May we trust in God that a magnificent work has been done, through Christ. While studying Ephesians 2 this morning, my friend and I observed this work of grace through faith coming to fruition. Take a moment, and read what God has done that makes Him worthy of all praise and glory, that He will justly receive.
How great is our God, that a 23-year old, independent rapper could make history, and give God the glory in that moment? How great is our God, that the name of the Lord was proclaimed through the speakers at the Staples Center and through every tuned television at home. And how great is our God, that His glory and fame are not dependent on any of us, but He graciously uses sinners like you and me to receive all of it:
Philippians 2:9-11, "For this reason also, God highly exalted Him (Jesus), and bestowed on Him the name which is above every name, so that at the name of Jesus every knee will bow, of those who are in heaven and on earth and under the earth, and that every tongue will confess that Jesus Christ is Lord, to the glory of God the Father."

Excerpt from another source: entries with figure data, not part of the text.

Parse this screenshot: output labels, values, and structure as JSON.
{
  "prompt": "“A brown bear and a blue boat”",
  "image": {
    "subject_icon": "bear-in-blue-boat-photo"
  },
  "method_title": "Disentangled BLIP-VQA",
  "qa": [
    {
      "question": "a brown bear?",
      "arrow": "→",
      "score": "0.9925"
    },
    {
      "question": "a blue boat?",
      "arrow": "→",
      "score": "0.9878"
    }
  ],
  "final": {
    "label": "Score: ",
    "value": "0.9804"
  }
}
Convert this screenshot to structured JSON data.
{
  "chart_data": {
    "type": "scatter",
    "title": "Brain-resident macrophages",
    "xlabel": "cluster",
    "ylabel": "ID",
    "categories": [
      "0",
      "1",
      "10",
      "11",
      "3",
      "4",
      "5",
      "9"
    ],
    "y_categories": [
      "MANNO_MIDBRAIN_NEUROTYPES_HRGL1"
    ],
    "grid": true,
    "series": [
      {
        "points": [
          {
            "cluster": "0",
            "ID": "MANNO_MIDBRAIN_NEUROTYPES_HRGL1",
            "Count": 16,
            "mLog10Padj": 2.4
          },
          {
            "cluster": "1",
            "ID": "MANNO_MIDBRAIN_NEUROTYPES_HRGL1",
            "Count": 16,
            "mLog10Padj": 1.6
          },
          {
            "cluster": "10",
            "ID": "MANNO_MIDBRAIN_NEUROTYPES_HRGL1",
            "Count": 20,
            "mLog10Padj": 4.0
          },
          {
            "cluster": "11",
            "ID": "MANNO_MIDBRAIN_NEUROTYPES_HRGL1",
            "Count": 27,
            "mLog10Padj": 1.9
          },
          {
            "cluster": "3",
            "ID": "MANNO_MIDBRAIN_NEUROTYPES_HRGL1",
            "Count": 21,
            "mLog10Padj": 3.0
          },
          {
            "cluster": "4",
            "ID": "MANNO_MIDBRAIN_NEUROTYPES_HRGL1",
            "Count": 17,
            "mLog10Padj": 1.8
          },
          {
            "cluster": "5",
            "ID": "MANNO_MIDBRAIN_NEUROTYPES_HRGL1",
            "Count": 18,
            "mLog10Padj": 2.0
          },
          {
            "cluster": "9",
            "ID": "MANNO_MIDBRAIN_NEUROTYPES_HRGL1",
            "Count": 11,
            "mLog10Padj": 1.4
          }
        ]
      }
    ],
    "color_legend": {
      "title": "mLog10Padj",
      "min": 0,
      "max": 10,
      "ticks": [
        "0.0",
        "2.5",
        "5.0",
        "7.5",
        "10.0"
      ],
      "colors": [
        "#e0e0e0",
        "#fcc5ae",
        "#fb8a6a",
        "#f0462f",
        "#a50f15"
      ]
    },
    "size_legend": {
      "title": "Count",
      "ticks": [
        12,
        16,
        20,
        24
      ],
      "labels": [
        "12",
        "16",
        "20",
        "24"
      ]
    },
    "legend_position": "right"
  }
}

Last night was never about Chance, or any other musician. It was a celebration of God-given talent to the glory of God alone. As great as last night was for Chance, he only (yes, I use that cautiously) took home 3 of the 84 total awards presented. And this was the 59th year of the Grammy Awards.
The point is that even on one of the largest stages of the music industry, each individual must share the spotlight. And yet, the only individual who deserves the fame, glory, and praise is Jesus.
By no means do you need to celebrate Chance's decision to use his platform for good. You might disagree with me, and that's okay. But, I choose to cheer him on as he seeks to glorify God with the gifts He has given him. And I pray Chance continues to do so, as God decides to use him to unite people in a fractured, broken, hurting world.
May we learn from this momentary example, and put God first in all that we do, whatever God has gifted us in. Let us seek to bring church to our friends and peers through our words, actions, and attitudes. And God, please help us to remember that this world revolves around Jesus alone, not us.
Jesus is the point of life. Use your God-given gifts and platform to glorify your Maker, your Creator, and your Father in heaven.